We thanked him and eventually took our leave from the Gion district heading for our next location; Kiyomizudera temple. This temple was close by so it didn’t take much cycling to head towards this famous temple. However, we soon noticed we were heading along the wrong route because we somehow ended up at the grandest of gravesites I had ever witnessed. It stretched far and wide upon the hillside and the deeper we cycled into it, the more difficult it was to try and move on further. We could practically see the temple to our left further up the hillside but we soon realised where we had gone wrong. Therefore, we turned around and raced back down the hill only to go up another incline. Unfortunately, we were heading straight back into the busy crowds and there was no way we could push our bikes up. Therefore, we parked them once more and climbed the very steep hill following everybody else to the temple.

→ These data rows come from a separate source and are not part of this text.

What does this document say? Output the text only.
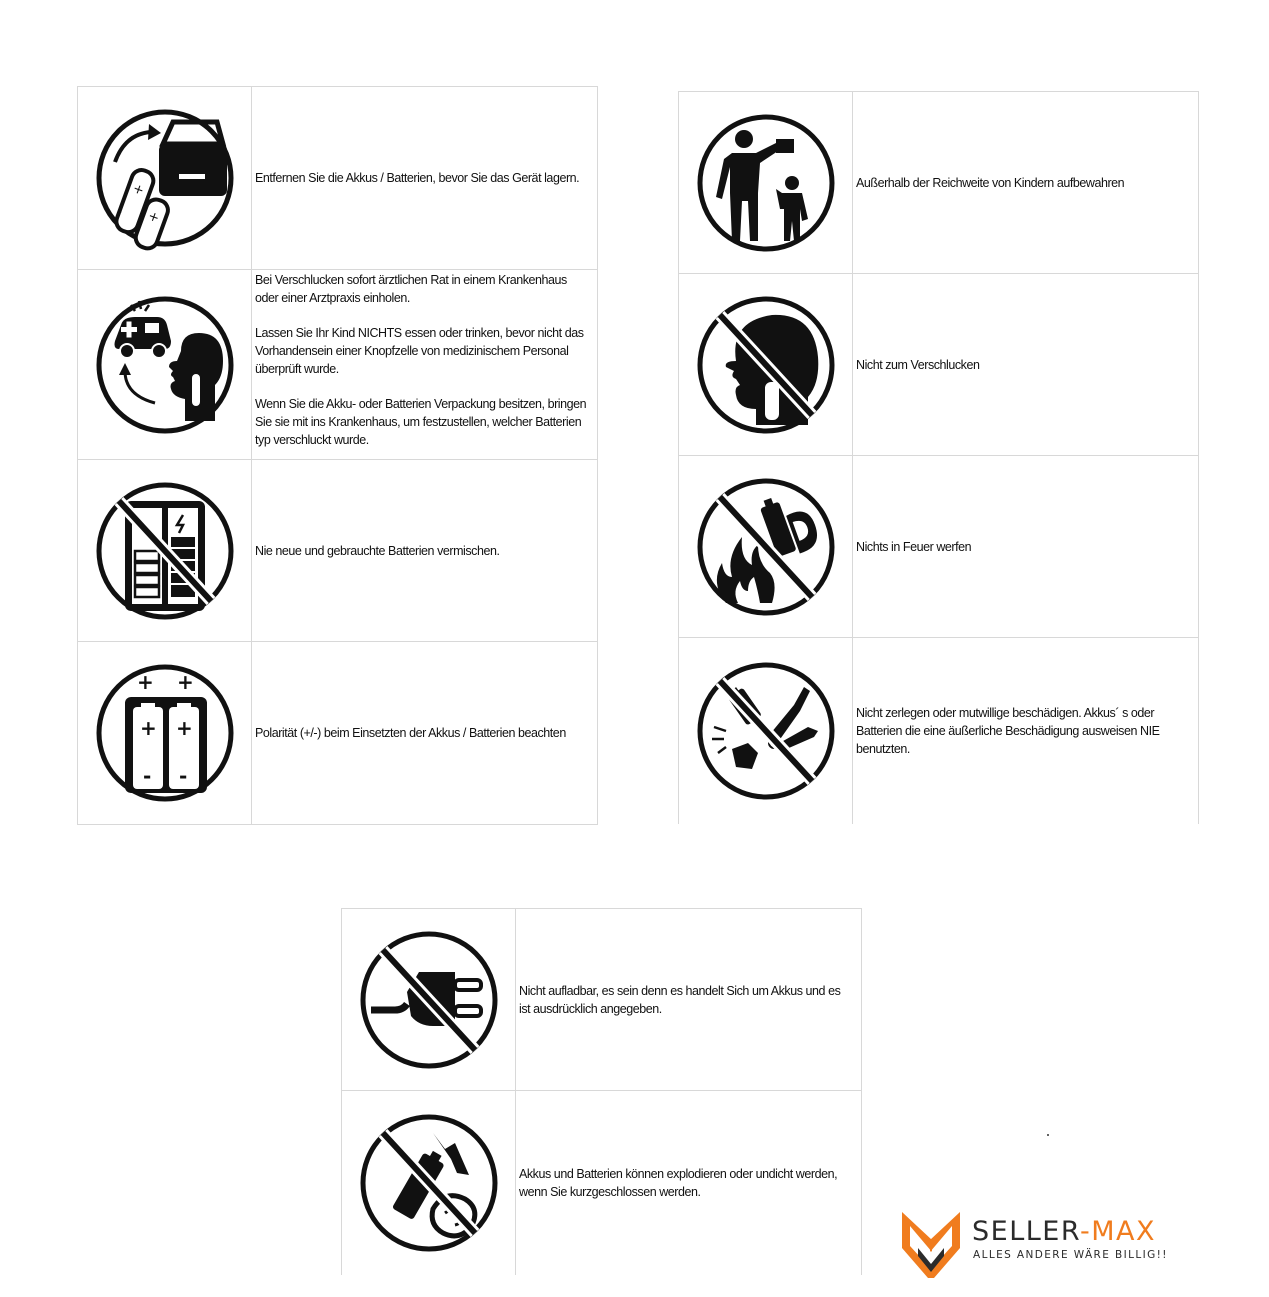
+
+
-

Entfernen Sie die Akkus / Batterien, bevor Sie das Gerät lagern.

Bei Verschlucken sofort ärztlichen Rat in einem Krankenhaus oder einer Arztpraxis einholen.

Lassen Sie Ihr Kind NICHTS essen oder trinken, bevor nicht das Vorhandensein einer Knopfzelle von medizinischem Personal überprüft wurde.

Wenn Sie die Akku- oder Batterien Verpackung besitzen, bringen Sie sie mit ins Krankenhaus, um festzustellen, welcher Batterien typ verschluckt wurde.

Nie neue und gebrauchte Batterien vermischen.

+ +
+ +
- -

Polarität (+/-) beim Einsetzten der Akkus / Batterien beachten

Außerhalb der Reichweite von Kindern aufbewahren

Nicht zum Verschlucken

Nichts in Feuer werfen

Nicht zerlegen oder mutwillige beschädigen. Akkus´ s oder Batterien die eine äußerliche Beschädigung ausweisen NIE benutzten.

Nicht aufladbar, es sein denn es handelt Sich um Akkus und es ist ausdrücklich angegeben.

Akkus und Batterien können explodieren oder undicht werden, wenn Sie kurzgeschlossen werden.

SELLER-MAX
ALLES ANDERE WÄRE BILLIG!!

It was crazy to see so many people heading to one place and somehow, we made it to the top to witness some Japanese architecture of temples. The main aspect I loved about Japanese buildings was the exquisitely designed rooftops pointing out from each corner. The view at the top was incredible and so we spent a good amount of time at this area. However, we wouldn’t go any further in to see more of the main temple area due to the fact we didn’t really want to pay the admission fee. We were even tempted to try and sneak past the very old ticket collector but I had a feeling we would have underestimated his capabilities. Craig found it hilarious when I had an idea of trying to blend in with a school trip in which were using a different entrance to everyone else. The children were wearing what appeared to look like yellow rain hats; I asked him if I would be able to get away with borrowing one of the children’s hats, crouch down to their level and make my way to the other side with them. However, we turned around and made our way down the steep hill and back to our bikes.
As we still had a lot of time to kill, we began cycling to another interesting area, which was home to Sho-ren Temple. It was a very short trip to get to this place and we soon realised that there were less people here, which was great for us. It seemed to be quite isolated too, hidden well by beautiful trees and plants. Once more, we parked our bikes and entered into the temple grounds already amazed by the fascinating gardens and small-scattered wooden buildings.

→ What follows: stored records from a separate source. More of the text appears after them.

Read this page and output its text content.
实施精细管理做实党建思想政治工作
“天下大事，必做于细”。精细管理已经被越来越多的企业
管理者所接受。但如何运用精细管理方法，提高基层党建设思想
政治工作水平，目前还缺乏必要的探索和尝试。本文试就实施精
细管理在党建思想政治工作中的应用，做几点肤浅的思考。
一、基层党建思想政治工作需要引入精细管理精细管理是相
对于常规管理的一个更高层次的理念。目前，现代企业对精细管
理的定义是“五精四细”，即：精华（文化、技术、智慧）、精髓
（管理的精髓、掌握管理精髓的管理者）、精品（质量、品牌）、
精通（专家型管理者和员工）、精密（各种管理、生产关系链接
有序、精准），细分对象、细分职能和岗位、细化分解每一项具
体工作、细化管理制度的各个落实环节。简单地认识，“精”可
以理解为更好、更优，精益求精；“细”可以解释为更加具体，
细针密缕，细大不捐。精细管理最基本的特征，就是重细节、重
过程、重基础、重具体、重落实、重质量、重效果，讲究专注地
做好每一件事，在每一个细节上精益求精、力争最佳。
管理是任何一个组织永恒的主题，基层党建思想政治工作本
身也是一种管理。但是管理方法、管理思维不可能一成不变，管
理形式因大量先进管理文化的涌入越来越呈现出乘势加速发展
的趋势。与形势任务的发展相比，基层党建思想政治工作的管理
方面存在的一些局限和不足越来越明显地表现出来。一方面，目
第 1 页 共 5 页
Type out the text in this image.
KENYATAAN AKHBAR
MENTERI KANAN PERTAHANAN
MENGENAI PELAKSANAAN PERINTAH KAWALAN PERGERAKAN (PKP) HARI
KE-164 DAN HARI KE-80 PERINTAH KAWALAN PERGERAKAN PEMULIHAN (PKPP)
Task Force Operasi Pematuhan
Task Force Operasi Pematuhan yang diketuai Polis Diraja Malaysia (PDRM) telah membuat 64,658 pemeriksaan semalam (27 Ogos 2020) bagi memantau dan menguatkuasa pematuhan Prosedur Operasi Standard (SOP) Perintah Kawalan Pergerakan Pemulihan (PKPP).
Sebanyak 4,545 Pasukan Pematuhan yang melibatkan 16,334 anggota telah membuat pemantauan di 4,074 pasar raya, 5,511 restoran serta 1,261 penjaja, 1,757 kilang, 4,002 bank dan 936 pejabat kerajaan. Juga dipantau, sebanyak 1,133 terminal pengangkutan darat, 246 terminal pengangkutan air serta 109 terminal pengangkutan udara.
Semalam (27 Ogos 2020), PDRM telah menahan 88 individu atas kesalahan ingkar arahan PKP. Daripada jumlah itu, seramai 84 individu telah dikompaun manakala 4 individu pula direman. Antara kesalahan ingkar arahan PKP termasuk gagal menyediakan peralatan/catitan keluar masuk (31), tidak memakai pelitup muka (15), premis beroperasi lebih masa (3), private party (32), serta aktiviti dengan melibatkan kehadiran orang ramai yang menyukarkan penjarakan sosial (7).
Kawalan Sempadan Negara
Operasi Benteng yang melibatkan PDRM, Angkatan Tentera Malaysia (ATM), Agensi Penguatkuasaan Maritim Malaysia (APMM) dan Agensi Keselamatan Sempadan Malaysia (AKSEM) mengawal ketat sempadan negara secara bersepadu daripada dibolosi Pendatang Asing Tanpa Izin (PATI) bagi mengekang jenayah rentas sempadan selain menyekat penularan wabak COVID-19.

Off went the shoes as we walked into the temple yet again amazed by its ancient history and culture as we creaked our way through each room admiring the ambience of the place, which was surrounded by beautiful art and designs. The true beauty I had found was the Japanese garden at the back end of the temple. The sun was out shining vibrant colours across the garden and so Craig and I decided to sit down on the wooden floors and relax enjoying the sun; to be honest we were happier sun bathing here than on a beach.
Then something astonishing happened to me, out of nowhere, a small red dragonfly graced us with its presence. Its final landing spot just so happened to be on my big toe and it stayed there for a good long while as though it was sun bathing on my foot. It soon flew off and so did we heading back to our bikes once more to another location.

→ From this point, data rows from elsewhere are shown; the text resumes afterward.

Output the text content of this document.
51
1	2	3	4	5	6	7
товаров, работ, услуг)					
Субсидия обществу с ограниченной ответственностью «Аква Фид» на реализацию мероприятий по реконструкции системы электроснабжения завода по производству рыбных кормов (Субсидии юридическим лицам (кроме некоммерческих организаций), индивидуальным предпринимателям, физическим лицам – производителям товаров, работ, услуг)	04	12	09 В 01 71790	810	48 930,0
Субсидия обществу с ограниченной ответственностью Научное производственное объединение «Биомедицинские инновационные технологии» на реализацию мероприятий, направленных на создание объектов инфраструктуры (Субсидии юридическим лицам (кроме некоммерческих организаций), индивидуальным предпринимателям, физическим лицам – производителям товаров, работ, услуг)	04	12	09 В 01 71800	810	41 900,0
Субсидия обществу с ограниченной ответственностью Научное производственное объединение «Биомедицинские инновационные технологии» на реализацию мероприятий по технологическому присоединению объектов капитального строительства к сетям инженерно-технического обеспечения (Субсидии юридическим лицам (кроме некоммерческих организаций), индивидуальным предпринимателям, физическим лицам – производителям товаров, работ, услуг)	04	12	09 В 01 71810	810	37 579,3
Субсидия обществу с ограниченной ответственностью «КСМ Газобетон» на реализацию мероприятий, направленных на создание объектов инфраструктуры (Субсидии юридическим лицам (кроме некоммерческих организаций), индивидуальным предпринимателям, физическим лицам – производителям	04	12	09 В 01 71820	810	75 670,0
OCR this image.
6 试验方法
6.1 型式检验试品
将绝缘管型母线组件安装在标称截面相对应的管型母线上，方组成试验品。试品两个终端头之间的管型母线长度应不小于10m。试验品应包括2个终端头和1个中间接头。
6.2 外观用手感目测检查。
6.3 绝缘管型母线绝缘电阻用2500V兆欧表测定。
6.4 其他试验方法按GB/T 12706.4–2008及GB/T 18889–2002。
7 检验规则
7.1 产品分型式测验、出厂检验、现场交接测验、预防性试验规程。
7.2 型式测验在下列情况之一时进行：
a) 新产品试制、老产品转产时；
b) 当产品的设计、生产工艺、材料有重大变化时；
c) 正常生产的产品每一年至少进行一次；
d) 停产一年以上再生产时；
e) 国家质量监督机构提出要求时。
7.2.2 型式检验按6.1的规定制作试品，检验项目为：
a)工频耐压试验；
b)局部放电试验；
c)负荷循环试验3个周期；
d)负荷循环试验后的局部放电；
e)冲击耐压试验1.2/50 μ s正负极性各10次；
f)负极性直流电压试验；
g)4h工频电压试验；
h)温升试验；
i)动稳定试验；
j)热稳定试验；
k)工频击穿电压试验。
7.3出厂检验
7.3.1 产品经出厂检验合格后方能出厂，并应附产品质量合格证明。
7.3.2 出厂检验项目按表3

Our next location was quite a cycle away but we were determined to witness this magnificent place of the Chionin temple. What hit us first was the grandest entrance I ever witnessed. The large gateway was very intimidating especially with huge evil looking statues. It didn’t stop us though as we parked our bikes and headed through and in to the Chionin grounds. Not only was the gateway magnificent but the grounds were astonishingly huge as well. It felt as though we would need all day to discover this place but we took our time with the time we had and wandered around the grounds feeling at peace with our surroundings. This place had to be grand because this was the headquarters of the school of Buddhism. To be honest it should have been a hive of activity but it seemed as though Craig and I were the only people there. Each encounter of temples and shrines we came across, the more we fell in love with this peaceful place.
Time went on and we somehow managed to see everything we wanted to and so with hesitation, we headed back to our bikes to our final and most important landmark in Kyoto; no it wasn’t Mister Donuts, but the famous Fushimi Inari Shrine. This would be the most intriguing and elaborate shrine we would ever come across but first, we had to find it. Craig with his offline map was finding it quite difficult resulting in us cycling through very narrow alleys and streets. Once again we were about to give up but we eventually caught sight of several dozen red torii (Japanese arches). We were happy to get off our bikes and walk towards the crowds of people who were in two minds whether to take the 4km walk to the very top of the shrine up. We didn’t want to disappoint ourselves so we decided to join the crowd that did.
There really wasn’t any point in counting how many red torii there were as there was too many to count with fingers and toes. Due to the crowd we were walking as though there was a funeral happening. It did mean we could admire the detail that was on each red torii. Each one decorated with thick black kanji writing and it truly brought it home that we were in Japan. We were walking through a forest area too which added to the tranquillity. A long while had passed until we noticed the crowd was thinning out the higher we were climbing. This gave us more breathing room to explore which was good, as we needed our breath to climb this steep hill. Finally, an opening from the forest revealed a rough rocky terrain with handfuls of people admiring the breathtaking view of Kyoto below the mountainous area. We didn’t stop to join the admiration as we pushed on further up the hill as we wanted to reach the top.
Time and again, we would come across very quiet areas home to marvellous Japanese sculptures all decorated with red silk and smaller red torii. Once again, the amount of people had dropped until it seemed as though it was only Craig and I. Countless steps with sweat pouring from our heads brought us to the very top or so we thought. There was nothing at the top to indicate it was the top but we noticed at the opposite side was dropping back down the hill. So, satisfied with what we did we headed back down the steps with the odd person passing by. We thought it would be great to run down as nobody was in our way and so we did. We had a thrill doing this but the amount of steps and red torii were playing on my mind making me disorientated.
Luckily, when we stopped, we arrived at the rough terrain area and just in time to witness the most beautiful sight of the whole day. A most fascinating sunset over Kyoto; I was lost for words as was everybody else. What added to this was the sight of Japanese red torii just reaching above the forest line below with an orange glow of the sun disappearing behind the mountains to the west. We eventually made our way back down the long stairway right to the bottom and arrived back to our glorious bikes.
The day was over and so we took the long cycle home through Kyoto’s quiet streets. However, we thought it would be better to cycle along the Kamo River covering 7km along the way with the night sky lingering on. Once night came to us, I had trouble with my bike light so I had to rely on Craig’s light to arrive at the other side safely. There were times I would be blinded too by oncoming cyclists, which didn’t really help my situation out. Time went on until we approached Arlene’s apartment where reluctantly we returned the bikes one final time. We definitely made the most of our last day in Kyoto but it wouldn’t be over for us. We were straight back out in search for food and we didn’t have to go far for it as we headed for the automated food service restaurant once more. Craig decided to order the same as the previous night whereas I chose to have beef slices and rice, which honestly tasted quite delicious despite the fact it looked raw.
For the first time, it seemed as though we could relax watching on at everybody staring at us as though we were from a different planet. Time went on as we took a wander down the quiet dark streets of Kyoto picking up snacks for tomorrows journey to Kanazawa. It didn’t take long for us to return back to Arlene’s where we spent the evening packing our bags ready for an early departure.